Planning for your procedure

Laparoscopy is surgical procedure that we perform at the Penn Medicine Princeton Medical Center of Princeton in Plainsboro, or more commonly at the Distler Surgical Center on the hospital campus. Evelyn in our Lawrenceville office 609-896-0777 ext 218 can schedule this for you. Usually, they are performed on Tuesdays. You will be instructed not to eat or drink anything after midnight before surgery and continuing into the morning of surgery.

What to expect on the day of laparoscopy

After inflating the abdomen with carbon dioxide gas, a telescope like instrument with a device called a trocar is inserted in the abdomen, usually in the belly button area. One or more additional incision sites will likely be required to insert any needed instruments. Once the laparoscope is inserted, the surgeon will look around and inspect for abnormalities in the pelvis such as endometriosis (the presence of tissue that resembles the lining of the uterus), scar tissue, ovarian cysts and fibroids (benign muscle tumors of the uterus). We also may inject dye to determine if the fallopian tubes are open. Some of these issues may be treated at the time of surgery, some not treated and others might require a more major operation to address it at a later date.

The operation can take anywhere from 15 minutes to 2 or more hours, and you will usually go home an hour or two after surgery. Because of left over gas in the abdomen and the way the nerves are wired in your body, it is common to experience chest and shoulder pain in the first day after surgery. Most patients will go home with a prescription for generic Percoset or a similar narcotic. Once the pain begins to improve, you can switch to over-the-counter ibuprofen (Advil, Motrin, etc.) 3 pills every 6 hrs as needed. Narcotics are very addictive so please try to limit their use.

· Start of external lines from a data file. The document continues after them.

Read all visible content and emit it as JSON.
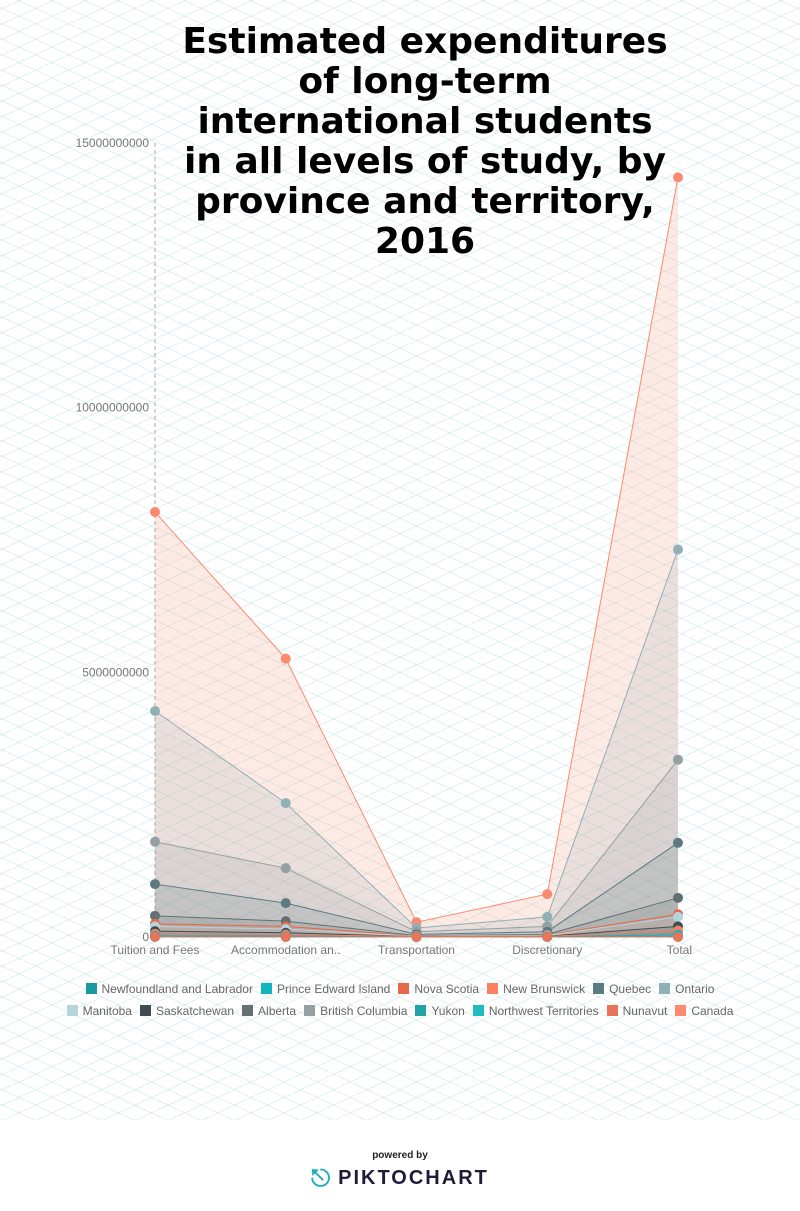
{
  "chart_data": {
    "type": "area",
    "title": "Estimated expenditures of long-term international students in all levels of study, by province and territory, 2016",
    "xlabel": "",
    "ylabel": "",
    "categories": [
      "Tuition and Fees",
      "Accommodation an..",
      "Transportation",
      "Discretionary",
      "Total"
    ],
    "ylim": [
      0,
      15000000000
    ],
    "yticks": [
      0,
      5000000000,
      10000000000,
      15000000000
    ],
    "ytick_labels": [
      "0",
      "5000000000",
      "10000000000",
      "15000000000"
    ],
    "legend_position": "bottom",
    "series": [
      {
        "name": "Newfoundland and Labrador",
        "color": "#17999e",
        "values": [
          60000000,
          40000000,
          8000000,
          12000000,
          120000000
        ]
      },
      {
        "name": "Prince Edward Island",
        "color": "#12b5bd",
        "values": [
          20000000,
          15000000,
          3000000,
          4000000,
          42000000
        ]
      },
      {
        "name": "Nova Scotia",
        "color": "#e8694a",
        "values": [
          250000000,
          200000000,
          20000000,
          40000000,
          430000000
        ]
      },
      {
        "name": "New Brunswick",
        "color": "#fb8062",
        "values": [
          60000000,
          45000000,
          8000000,
          10000000,
          120000000
        ]
      },
      {
        "name": "Quebec",
        "color": "#5b7b80",
        "values": [
          1000000000,
          640000000,
          50000000,
          100000000,
          1780000000
        ]
      },
      {
        "name": "Ontario",
        "color": "#90b0b5",
        "values": [
          4270000000,
          2530000000,
          170000000,
          380000000,
          7320000000
        ]
      },
      {
        "name": "Manitoba",
        "color": "#b3d6dc",
        "values": [
          200000000,
          150000000,
          15000000,
          30000000,
          380000000
        ]
      },
      {
        "name": "Saskatchewan",
        "color": "#3f4d51",
        "values": [
          110000000,
          80000000,
          8000000,
          15000000,
          200000000
        ]
      },
      {
        "name": "Alberta",
        "color": "#636f71",
        "values": [
          400000000,
          300000000,
          25000000,
          50000000,
          740000000
        ]
      },
      {
        "name": "British Columbia",
        "color": "#95a0a2",
        "values": [
          1800000000,
          1300000000,
          100000000,
          200000000,
          3350000000
        ]
      },
      {
        "name": "Yukon",
        "color": "#1fa3a6",
        "values": [
          3000000,
          2000000,
          500000,
          500000,
          6000000
        ]
      },
      {
        "name": "Northwest Territories",
        "color": "#20bcc0",
        "values": [
          2000000,
          1500000,
          300000,
          300000,
          4000000
        ]
      },
      {
        "name": "Nunavut",
        "color": "#e8745a",
        "values": [
          500000,
          400000,
          100000,
          100000,
          1000000
        ]
      },
      {
        "name": "Canada",
        "color": "#fb8a70",
        "values": [
          8030000000,
          5260000000,
          280000000,
          810000000,
          14350000000
        ]
      }
    ]
  },
  "footer": {
    "powered_by": "powered by",
    "brand": "PIKTOCHART"
  }
}
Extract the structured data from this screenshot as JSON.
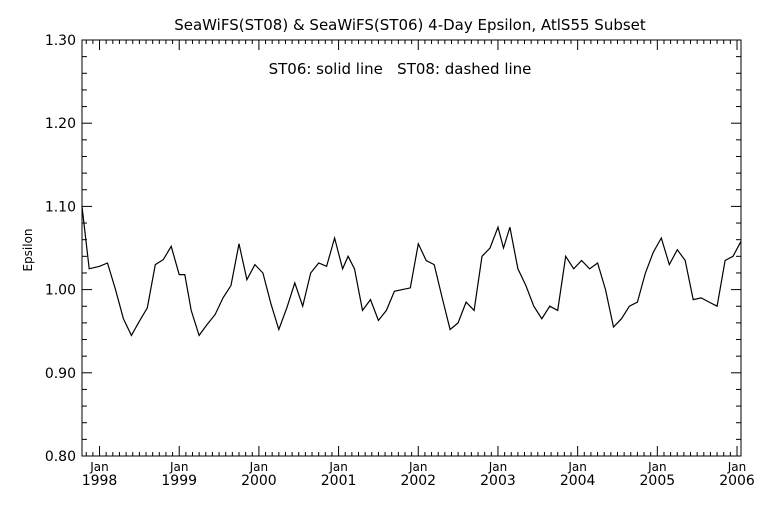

Follow up care after the Laparoscopy

If you are having excessive pain, running high fevers, unable to urinate or have trouble keeping down foods or liquids, please let us know. After office hours, you can reach the doctor through the answering service by calling our main phone number at 609-896-0777.

The incisions are closed using suture material and covered with a superglue-like material called Dermabond. This will usually fall off on its own in a few weeks. On occasion, patients will have black and blue markings on the abdomen after laparoscopy. They eventually will resolve on their own and are not concerning.

Complications of Laparoscopy

The complications of laparoscopy include bleeding, infection, development of blood clots, problems with anesthesia and injury to nearby organs such as the intestines and the urinary system. Other than a mild wound infection, these complications are not common.

Please note these instructions are intended for patients of Dr. Seth Derman at Princeton IVF in Lawrenceville, NJ. This or any website is not a substitute for the care of a qualified physician, and you should rely on your doctor's instructions for any procedure which he or she performs.